The think tank concept is “increasingly devoid of meaning.” Or so say the commentators who believe think tanks are merely “part of the intellectual echo chamber of our politics,” organizations that have become so politicized it is hard to distinguish “objective advice and high-priced advocacy.”

That is only part of the story. In recent years, Redstone has had the good fortune of interacting with think tanks around the world that are making real contributions toward solving concrete problems – without sacrificing rigor or adopting partisan ideology. The Center for Global Development (CGD) is informing policy on everything from immigration to vaccines. Fundación ARU is improving microfinance programs while building a culture of evaluation in Bolivia – and in the process pioneering a new breed of non-ideological Bolivian think tanks. The Institute of Economic Affairs helped Ghana’s political parties overcome extreme polarization – American think tanks, take note – and manage newfound oil revenues to avoid the “resource curse.” In developing countries, especially, think tanks often improve policy by offering assistance to government officials who lack the resources of their counterparts in richer countries.

A cynic might comment that these are isolated cases – that think tanks cannot be rigorous and independent while focused on policy change. Think tanks can sacrifice the former to be strategic, in the process becoming an advocate “advancing a particular ideological agenda,” in the words of political scientist Donald Abelson. Or they can remain rigorous but “sleepy” places focused merely on “supplementing the policy needs of government.” And even if think tanks could find a balance – say, something like the strategic philanthropy being adopted by many of their funders – it would be stifling: Freedom to explore, so crucial to research, would be threatened by bureaucratic managers too focused on delivering results to demanding funders.

But our experience suggests there is a powerful middle ground in which think tanks can pull from the best practices of strategic philanthropy and advocacy to increase their impact while maintaining rigor and independence. These “think and do tanks” (as CGD describes itself) combine those traits to ensure well-researched evidence informs policymaking. A new book by Andrew Selee at the Wilson Center is evidence of the growing interest in this trend, and a good source for anecdotes that portray the many “flavors” of think tank strategy (including that of the more ideological institutions).

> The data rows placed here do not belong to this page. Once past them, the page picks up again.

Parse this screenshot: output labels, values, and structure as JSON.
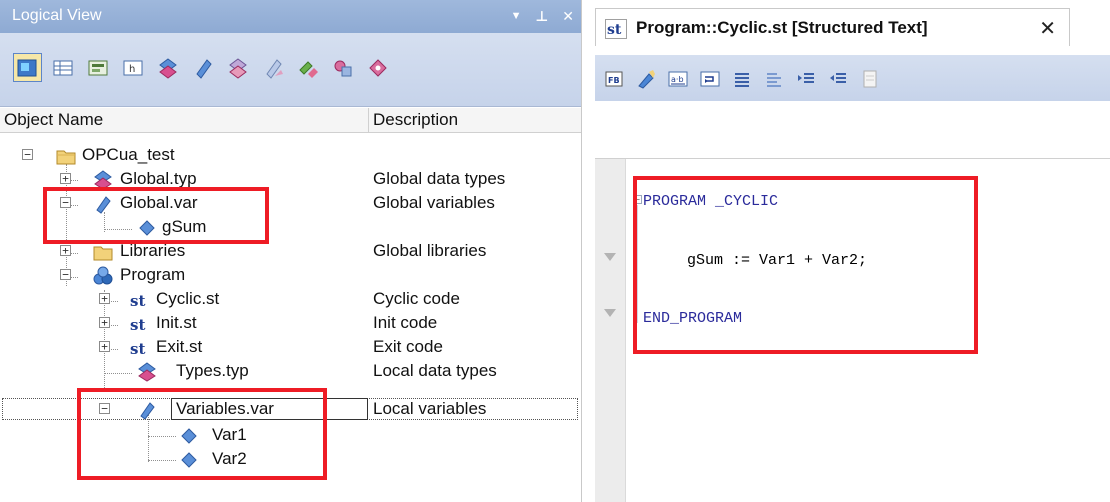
{
  "logical_view": {
    "title": "Logical View",
    "controls": {
      "dropdown": "▼",
      "pin": "⊥",
      "close": "✕"
    },
    "toolbar_icons": [
      "logical-view-icon",
      "table-icon",
      "form-icon",
      "help-icon",
      "datatype-icon",
      "variable-icon",
      "datatype-local-icon",
      "variable-local-icon",
      "connect-icon",
      "group-icon",
      "tag-icon"
    ],
    "columns": {
      "name": "Object Name",
      "description": "Description"
    },
    "tree": [
      {
        "label": "OPCua_test",
        "desc": "",
        "icon": "folder-icon"
      },
      {
        "label": "Global.typ",
        "desc": "Global data types",
        "icon": "datatype-icon"
      },
      {
        "label": "Global.var",
        "desc": "Global variables",
        "icon": "variable-icon"
      },
      {
        "label": "gSum",
        "desc": "",
        "icon": "variable-icon"
      },
      {
        "label": "Libraries",
        "desc": "Global libraries",
        "icon": "folder-icon"
      },
      {
        "label": "Program",
        "desc": "",
        "icon": "program-icon"
      },
      {
        "label": "Cyclic.st",
        "desc": "Cyclic code",
        "icon": "st-file-icon"
      },
      {
        "label": "Init.st",
        "desc": "Init code",
        "icon": "st-file-icon"
      },
      {
        "label": "Exit.st",
        "desc": "Exit code",
        "icon": "st-file-icon"
      },
      {
        "label": "Types.typ",
        "desc": "Local data types",
        "icon": "datatype-icon"
      },
      {
        "label": "Variables.var",
        "desc": "Local variables",
        "icon": "variable-icon"
      },
      {
        "label": "Var1",
        "desc": "",
        "icon": "variable-icon"
      },
      {
        "label": "Var2",
        "desc": "",
        "icon": "variable-icon"
      }
    ]
  },
  "editor": {
    "tab_title": "Program::Cyclic.st [Structured Text]",
    "tab_icon_text": "st",
    "tab_close": "✕",
    "toolbar_icons": [
      "function-block-icon",
      "pencil-icon",
      "replace-icon",
      "insert-icon",
      "align-icon",
      "comment-icon",
      "indent-icon",
      "outdent-icon",
      "page-icon"
    ],
    "code": {
      "line1_kw": "PROGRAM",
      "line1_name": "_CYCLIC",
      "line2": "gSum := Var1 + Var2;",
      "line3_kw": "END_PROGRAM"
    }
  },
  "colors": {
    "highlight_box": "#ee1c25",
    "title_bar": "#9fb8dc",
    "keyword": "#2b2b9b"
  }
}
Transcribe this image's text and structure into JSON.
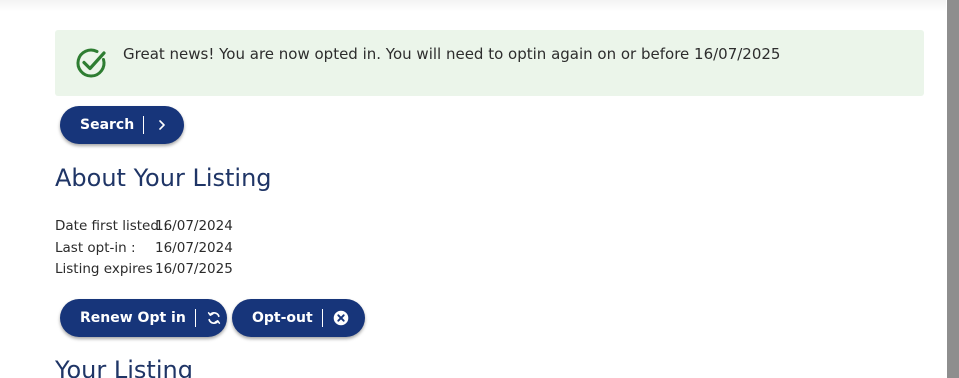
{
  "alert": {
    "message": "Great news! You are now opted in. You will need to optin again on or before 16/07/2025",
    "icon": "check-circle-icon",
    "icon_color": "#2e7d32",
    "background": "#ebf5ea"
  },
  "search_button": {
    "label": "Search",
    "icon": "chevron-right-icon"
  },
  "about": {
    "heading": "About Your Listing",
    "details": [
      {
        "label": "Date first listed :",
        "value": "16/07/2024"
      },
      {
        "label": "Last opt-in :",
        "value": "16/07/2024"
      },
      {
        "label": "Listing expires :",
        "value": "16/07/2025"
      }
    ]
  },
  "actions": {
    "renew_label": "Renew Opt in",
    "renew_icon": "refresh-icon",
    "optout_label": "Opt-out",
    "optout_icon": "close-circle-icon"
  },
  "your_listing": {
    "heading": "Your Listing"
  },
  "colors": {
    "button": "#17357a",
    "heading": "#1f3566"
  }
}
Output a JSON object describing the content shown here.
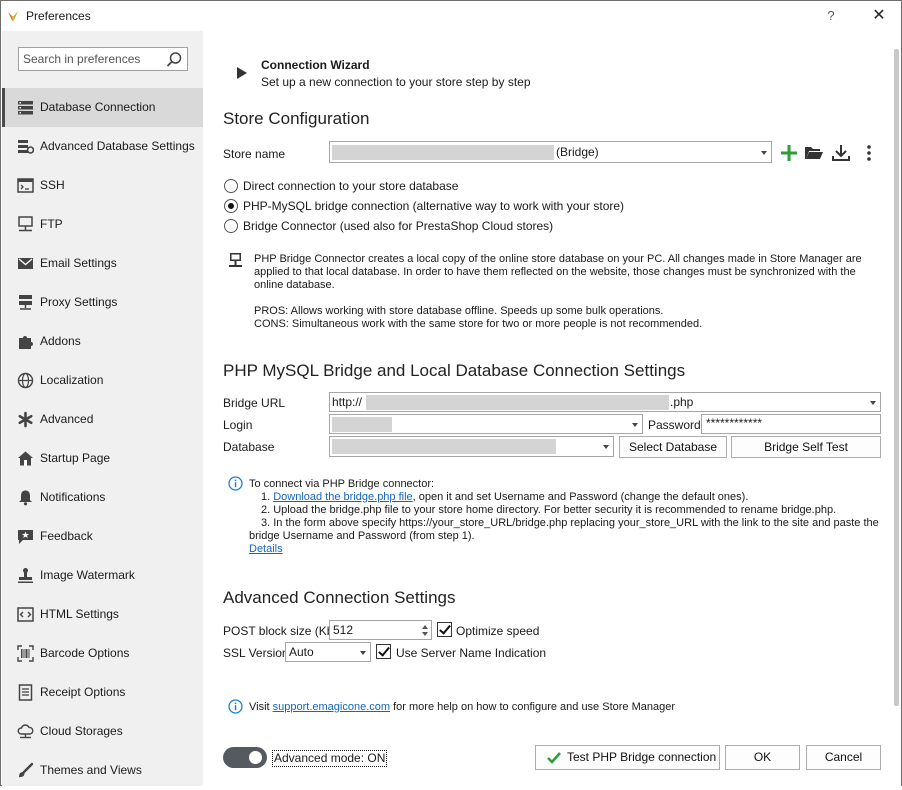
{
  "window": {
    "title": "Preferences",
    "help_label": "?",
    "close_label": "✕"
  },
  "sidebar": {
    "search_placeholder": "Search in preferences",
    "items": [
      {
        "label": "Database Connection",
        "icon": "database-icon",
        "active": true
      },
      {
        "label": "Advanced Database Settings",
        "icon": "database-settings-icon"
      },
      {
        "label": "SSH",
        "icon": "terminal-icon"
      },
      {
        "label": "FTP",
        "icon": "network-icon"
      },
      {
        "label": "Email Settings",
        "icon": "envelope-icon"
      },
      {
        "label": "Proxy Settings",
        "icon": "proxy-icon"
      },
      {
        "label": "Addons",
        "icon": "puzzle-icon"
      },
      {
        "label": "Localization",
        "icon": "globe-icon"
      },
      {
        "label": "Advanced",
        "icon": "asterisk-icon"
      },
      {
        "label": "Startup Page",
        "icon": "home-icon"
      },
      {
        "label": "Notifications",
        "icon": "bell-icon"
      },
      {
        "label": "Feedback",
        "icon": "feedback-icon"
      },
      {
        "label": "Image Watermark",
        "icon": "stamp-icon"
      },
      {
        "label": "HTML Settings",
        "icon": "code-icon"
      },
      {
        "label": "Barcode Options",
        "icon": "barcode-icon"
      },
      {
        "label": "Receipt Options",
        "icon": "receipt-icon"
      },
      {
        "label": "Cloud Storages",
        "icon": "cloud-icon"
      },
      {
        "label": "Themes and Views",
        "icon": "brush-icon"
      }
    ]
  },
  "wizard": {
    "title": "Connection Wizard",
    "subtitle": "Set up a new connection to your store step by step"
  },
  "store_config": {
    "heading": "Store Configuration",
    "store_name_label": "Store name",
    "store_name_suffix": "(Bridge)",
    "radios": [
      {
        "label": "Direct connection to your store database",
        "checked": false
      },
      {
        "label": "PHP-MySQL bridge connection (alternative way to work with your store)",
        "checked": true
      },
      {
        "label": "Bridge Connector (used also for PrestaShop Cloud stores)",
        "checked": false
      }
    ],
    "info_line1": "PHP Bridge Connector creates a local copy of the online store database on your PC. All changes made in Store Manager are",
    "info_line2": "applied to that local database. In order to have them reflected on the website, those changes must be synchronized with the",
    "info_line3": "online database.",
    "pros": "PROS: Allows working with store database offline. Speeds up some bulk operations.",
    "cons": "CONS: Simultaneous work with the same store for two or more people is not recommended."
  },
  "bridge": {
    "heading": "PHP MySQL Bridge and Local Database Connection Settings",
    "url_label": "Bridge URL",
    "url_prefix": "http://",
    "url_suffix": ".php",
    "login_label": "Login",
    "password_label": "Password",
    "password_value": "************",
    "database_label": "Database",
    "select_db_button": "Select Database",
    "self_test_button": "Bridge Self Test",
    "help_intro": "To connect via PHP Bridge connector:",
    "step1_prefix": "1. ",
    "step1_link": "Download the bridge.php file",
    "step1_rest": ", open it and set Username and Password (change the default ones).",
    "step2": "2. Upload the bridge.php file to your store home directory. For better security it is recommended to rename bridge.php.",
    "step3_line1": "3. In the form above specify https://your_store_URL/bridge.php replacing your_store_URL with the link to the site and paste the",
    "step3_line2": "bridge Username and Password (from step 1).",
    "details_link": "Details"
  },
  "advanced": {
    "heading": "Advanced Connection Settings",
    "post_block_label": "POST block size (Kb)",
    "post_block_value": "512",
    "optimize_label": "Optimize speed",
    "ssl_label": "SSL Version",
    "ssl_value": "Auto",
    "sni_label": "Use Server Name Indication"
  },
  "footer": {
    "visit_prefix": "Visit ",
    "visit_link": "support.emagicone.com",
    "visit_rest": " for more help on how to configure and use Store Manager",
    "toggle_label": "Advanced mode: ON",
    "test_button": "Test PHP Bridge connection",
    "ok_button": "OK",
    "cancel_button": "Cancel"
  },
  "colors": {
    "accent_green": "#2e9e3a",
    "link_blue": "#1565c0",
    "info_blue": "#1e7fd6",
    "sidebar_bg": "#f0f0f0",
    "active_item_bg": "#d9d9d9"
  }
}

We have observed three key steps that help strategic “think and do tanks” succeed:

  • Define a goal, then set priorities. Selee rightly encourages think tanks to start by considering what they want to achieve. We have found it helpful to go a step further to spell out clear criteria for setting priorities. These include the benefit that success in a given effort can deliver toward the institution’s goals, the contribution that the think tank can make to policy change, the likelihood that the policy will change (a topic that Selee does not address), and the cost to the think tank of making its contribution. These criteria can help in the consideration of difficult tradeoffs without dictating decisions.
  • Plan activities that match the broader context. Think tanks rarely are active throughout the policy change process. As Selee notes, for example, many research-focused think tanks leave rough-and-tumble advocacy to more activist NGOs. However, think tanks still should consider the bigger picture of what is needed to translate their research into policy so they can contribute to policy change as productively as possible. My colleagues’ recent paper Assessing Advocacy lays out a framework to help think tanks consider how to do this effectively. For example, the bread-and-butter of think tanks is designing good, technically sound policy proposals. But a sound policy proposal can do even more if it is designed to speak to important policy-makers and constituencies, and if the think tank chooses opportunities in cognizance of the external environment and whether capable advocates exist.
  • Assess progress continuously. Focus on real-world results and the think tank’s role in producing them, where possible. A recent study by the Peruvian think tank GRADE concludes that measuring these results is “more relevant but also more difficult,” especially because think tanks often are most active in the earliest stages of policy development. Selee reaches a similar conclusion. As a result, it is tempting to rely on objective measures of output and visibility in public discussion, as was done in a recent effort by scholars at CGD to rank think tanks. These measures can be valuable (especially when constructing an index), but less informative when a think tank is setting priorities and assessing its ultimate impact. We recently worked with the International Development Research Center’s Think Tank Initiative to experiment with one possible approach, which is summarized here. We look forward to seeing this and other methodologies emerge and evolve.

“Think and do tanks” demonstrate that there is a productive path away from the false dichotomy of strategic but ideological and rigorous but not strategic. These institutions are showing that decision-making informed by the political process, but not beholden to it, helps advance – rather than compromise – evidence-based policymaking.